Électrification du transport public 

Pour Karim Jaufeerally, la priorité devrait être donnée à l'électrification du transport public, en particulier l'expansion du réseau de métro électrique. « Cela réduirait la dépendance aux combustibles fossiles dans le secteur des transports. Etendre le réseau du métro aura un coût mais c’ est un bon investissement. On dépense déjà Rs 5 milliards pour la construction de nouvelles routes. On pourra générer de l’électricité de sources renouvelables », croit-il. 

Karim Jaufeerally poursuit qu’il faut passer aux énergies renouvelables, mais il est difficile de basculer complètement vers une économie moderne fonctionnant exclusivement avec ces sources d'énergie. « Des études menées au cours des 25 dernières années montrent que la transition totale vers les énergies renouvelables n'est pas réalisable pour une économie moderne. Si l'on souhaite atteindre un objectif de 100 % d'énergies renouvelables, cela nécessiterait des changements fondamentaux dans notre mode de vie. Cela impliquerait une réduction de la consommation, des voyages et des achats. Le défi réside dans le fait que notre civilisation, y compris le système financier et bancaire, est étroitement liée aux énergies fossiles. C'est un mariage, pour ainsi dire, avec l'énergie fossile, et une transition complète semble presque impossible sans un divorce radical », fait-il ressortir. 

Il cite aussi les implications qui sont nombreuses. Karim Jaufeerally mentionne qu’il est difficile d'atteindre une transition à 100 % vers les énergies renouvelables sans accepter des changements profonds dans notre mode de vie et notre infrastructure économique.

Karim Jaufeerally pense qu’il serait judicieux que le gouvernement installe un grand nombre de panneaux solaires sur les bâtiments gouvernementaux. Les bureaux administratifs fonctionnent généralement de 9 heures à 17 heures, période pendant laquelle il y a une abondance de lumière solaire. « Le gouvernement devrait être un partenaire majeur dans le secteur des énergies renouvelables en menant par l'exemple et en installant des panneaux solaires sur ses infrastructures », préconise-t-il. 

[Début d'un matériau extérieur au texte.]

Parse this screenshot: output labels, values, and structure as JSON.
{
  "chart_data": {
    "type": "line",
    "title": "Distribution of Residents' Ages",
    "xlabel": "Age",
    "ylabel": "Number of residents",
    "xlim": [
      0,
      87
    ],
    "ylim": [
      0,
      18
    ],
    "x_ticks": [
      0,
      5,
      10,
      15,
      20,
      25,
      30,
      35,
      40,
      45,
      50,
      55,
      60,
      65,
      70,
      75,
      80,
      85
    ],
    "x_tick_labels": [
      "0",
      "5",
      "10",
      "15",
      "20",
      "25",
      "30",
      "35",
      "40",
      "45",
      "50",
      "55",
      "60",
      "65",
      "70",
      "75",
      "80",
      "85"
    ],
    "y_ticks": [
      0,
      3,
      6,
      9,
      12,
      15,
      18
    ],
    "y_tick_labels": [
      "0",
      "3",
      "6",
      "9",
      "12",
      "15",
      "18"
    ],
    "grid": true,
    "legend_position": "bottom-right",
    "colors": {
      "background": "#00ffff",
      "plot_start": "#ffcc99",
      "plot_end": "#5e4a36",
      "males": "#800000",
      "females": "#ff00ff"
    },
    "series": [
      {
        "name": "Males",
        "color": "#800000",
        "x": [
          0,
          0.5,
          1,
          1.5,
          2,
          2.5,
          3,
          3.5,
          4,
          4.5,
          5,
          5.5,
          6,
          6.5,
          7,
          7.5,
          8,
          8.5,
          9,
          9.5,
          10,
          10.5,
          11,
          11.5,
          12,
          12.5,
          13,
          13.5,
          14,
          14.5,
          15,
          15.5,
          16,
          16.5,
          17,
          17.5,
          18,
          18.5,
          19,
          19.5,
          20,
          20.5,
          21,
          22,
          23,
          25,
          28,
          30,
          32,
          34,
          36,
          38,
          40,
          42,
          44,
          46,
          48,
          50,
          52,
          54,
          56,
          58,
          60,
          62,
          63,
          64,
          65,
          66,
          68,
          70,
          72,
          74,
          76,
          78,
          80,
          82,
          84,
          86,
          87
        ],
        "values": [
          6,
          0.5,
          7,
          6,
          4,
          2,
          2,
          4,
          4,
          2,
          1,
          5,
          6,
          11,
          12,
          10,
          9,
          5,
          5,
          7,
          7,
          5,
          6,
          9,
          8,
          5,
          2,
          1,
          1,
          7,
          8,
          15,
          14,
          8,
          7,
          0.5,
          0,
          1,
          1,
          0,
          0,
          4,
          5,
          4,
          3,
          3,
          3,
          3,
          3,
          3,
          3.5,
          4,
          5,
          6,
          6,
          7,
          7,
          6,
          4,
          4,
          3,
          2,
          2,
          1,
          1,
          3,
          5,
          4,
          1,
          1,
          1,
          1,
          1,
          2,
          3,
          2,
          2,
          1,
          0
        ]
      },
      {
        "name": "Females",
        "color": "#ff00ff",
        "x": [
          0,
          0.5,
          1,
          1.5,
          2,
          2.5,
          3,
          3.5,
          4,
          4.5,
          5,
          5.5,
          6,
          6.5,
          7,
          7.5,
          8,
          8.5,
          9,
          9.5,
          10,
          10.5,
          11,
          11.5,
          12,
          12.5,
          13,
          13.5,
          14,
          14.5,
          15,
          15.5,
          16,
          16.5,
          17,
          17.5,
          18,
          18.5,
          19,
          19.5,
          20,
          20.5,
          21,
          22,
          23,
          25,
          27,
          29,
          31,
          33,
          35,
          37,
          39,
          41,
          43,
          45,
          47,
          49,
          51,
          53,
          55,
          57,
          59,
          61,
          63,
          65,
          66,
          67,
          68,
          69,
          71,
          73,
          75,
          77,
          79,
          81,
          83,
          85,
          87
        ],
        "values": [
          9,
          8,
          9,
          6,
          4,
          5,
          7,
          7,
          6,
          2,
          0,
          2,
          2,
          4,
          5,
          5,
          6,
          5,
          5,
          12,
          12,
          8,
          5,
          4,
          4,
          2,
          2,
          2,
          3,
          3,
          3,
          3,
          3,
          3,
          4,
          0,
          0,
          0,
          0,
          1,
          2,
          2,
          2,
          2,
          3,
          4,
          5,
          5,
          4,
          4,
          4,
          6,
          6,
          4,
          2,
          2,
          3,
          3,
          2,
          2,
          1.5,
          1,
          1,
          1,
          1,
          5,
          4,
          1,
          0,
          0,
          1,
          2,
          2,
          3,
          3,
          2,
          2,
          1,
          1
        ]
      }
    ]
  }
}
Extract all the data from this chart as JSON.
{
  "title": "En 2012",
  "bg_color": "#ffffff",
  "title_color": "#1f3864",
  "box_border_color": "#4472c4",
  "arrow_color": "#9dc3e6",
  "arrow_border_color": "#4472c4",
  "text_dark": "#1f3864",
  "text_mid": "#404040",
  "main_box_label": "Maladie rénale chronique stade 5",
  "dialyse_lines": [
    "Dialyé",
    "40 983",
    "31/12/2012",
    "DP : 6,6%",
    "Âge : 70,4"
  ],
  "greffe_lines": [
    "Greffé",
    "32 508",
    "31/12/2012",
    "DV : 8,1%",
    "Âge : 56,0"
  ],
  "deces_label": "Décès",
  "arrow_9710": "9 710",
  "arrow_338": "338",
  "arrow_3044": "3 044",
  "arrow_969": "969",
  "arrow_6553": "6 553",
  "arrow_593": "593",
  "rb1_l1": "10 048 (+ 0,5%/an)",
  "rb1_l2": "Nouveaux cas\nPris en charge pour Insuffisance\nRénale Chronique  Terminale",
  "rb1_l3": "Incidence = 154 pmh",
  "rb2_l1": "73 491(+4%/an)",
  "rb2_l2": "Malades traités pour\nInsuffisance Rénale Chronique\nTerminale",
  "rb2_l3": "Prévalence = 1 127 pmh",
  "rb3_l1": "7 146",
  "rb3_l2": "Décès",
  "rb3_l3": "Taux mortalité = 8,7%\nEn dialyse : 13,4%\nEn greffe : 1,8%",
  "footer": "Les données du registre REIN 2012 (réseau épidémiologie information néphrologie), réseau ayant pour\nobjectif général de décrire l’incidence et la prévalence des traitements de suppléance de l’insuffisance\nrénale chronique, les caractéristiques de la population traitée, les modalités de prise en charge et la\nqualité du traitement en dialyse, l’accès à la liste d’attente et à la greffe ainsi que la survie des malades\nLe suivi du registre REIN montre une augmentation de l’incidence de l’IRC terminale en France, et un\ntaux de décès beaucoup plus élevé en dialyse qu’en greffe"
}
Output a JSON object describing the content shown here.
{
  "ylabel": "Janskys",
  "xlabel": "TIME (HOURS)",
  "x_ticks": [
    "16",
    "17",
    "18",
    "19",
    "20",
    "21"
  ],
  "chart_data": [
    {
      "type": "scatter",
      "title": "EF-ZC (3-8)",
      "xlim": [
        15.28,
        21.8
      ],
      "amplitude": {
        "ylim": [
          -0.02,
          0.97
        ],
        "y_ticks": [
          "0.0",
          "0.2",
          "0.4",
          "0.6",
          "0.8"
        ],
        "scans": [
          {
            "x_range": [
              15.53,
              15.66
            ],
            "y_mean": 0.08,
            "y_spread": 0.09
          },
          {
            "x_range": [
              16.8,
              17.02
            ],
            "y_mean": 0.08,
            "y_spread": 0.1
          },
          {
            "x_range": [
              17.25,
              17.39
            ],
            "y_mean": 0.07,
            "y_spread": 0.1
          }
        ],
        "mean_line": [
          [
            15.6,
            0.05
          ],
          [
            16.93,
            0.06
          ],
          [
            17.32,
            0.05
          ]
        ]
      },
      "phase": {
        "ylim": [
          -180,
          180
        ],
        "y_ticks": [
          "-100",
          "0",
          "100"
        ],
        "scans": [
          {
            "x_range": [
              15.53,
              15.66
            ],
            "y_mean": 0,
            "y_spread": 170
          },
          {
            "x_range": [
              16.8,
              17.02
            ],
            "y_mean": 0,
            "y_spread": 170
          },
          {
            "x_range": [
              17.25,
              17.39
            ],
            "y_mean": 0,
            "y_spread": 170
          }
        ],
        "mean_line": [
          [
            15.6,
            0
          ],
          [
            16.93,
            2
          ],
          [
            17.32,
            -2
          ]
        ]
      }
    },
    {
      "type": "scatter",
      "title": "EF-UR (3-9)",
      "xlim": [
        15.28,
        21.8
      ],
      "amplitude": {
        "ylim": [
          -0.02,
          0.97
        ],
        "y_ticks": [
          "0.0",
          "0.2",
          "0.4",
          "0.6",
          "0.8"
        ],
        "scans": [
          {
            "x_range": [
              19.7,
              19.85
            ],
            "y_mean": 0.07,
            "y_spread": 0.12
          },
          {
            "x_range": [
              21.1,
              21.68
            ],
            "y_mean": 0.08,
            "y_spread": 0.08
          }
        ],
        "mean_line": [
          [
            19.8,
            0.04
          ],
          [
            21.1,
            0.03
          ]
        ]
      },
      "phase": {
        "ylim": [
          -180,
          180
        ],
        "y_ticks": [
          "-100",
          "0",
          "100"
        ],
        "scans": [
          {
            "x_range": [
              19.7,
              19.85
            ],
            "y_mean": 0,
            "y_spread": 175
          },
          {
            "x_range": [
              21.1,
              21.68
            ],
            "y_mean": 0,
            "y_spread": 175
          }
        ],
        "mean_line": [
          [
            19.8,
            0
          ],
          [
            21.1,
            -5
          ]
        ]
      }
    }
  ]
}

Études sur les énergies renouvelables offshore 

Karim Jaufeerally pense aussi le gouvernement pourrait jouer un rôle crucial en initiant des études pour explorer les possibilités de l'énergie éolienne offshore. Il pourrait également encourager l'exploration des énergies marines, comme l'énergie des marées. « Des investigations approfondies sont nécessaires, et le gouvernement doit donner l'exemple », conclut-il, estimant que le gouvernement joue un rôle de leader pour stimuler la transition vers les énergies renouvelables. Sa participation active est primordiale, car sans mouvement, peu de progrès seront réalisés.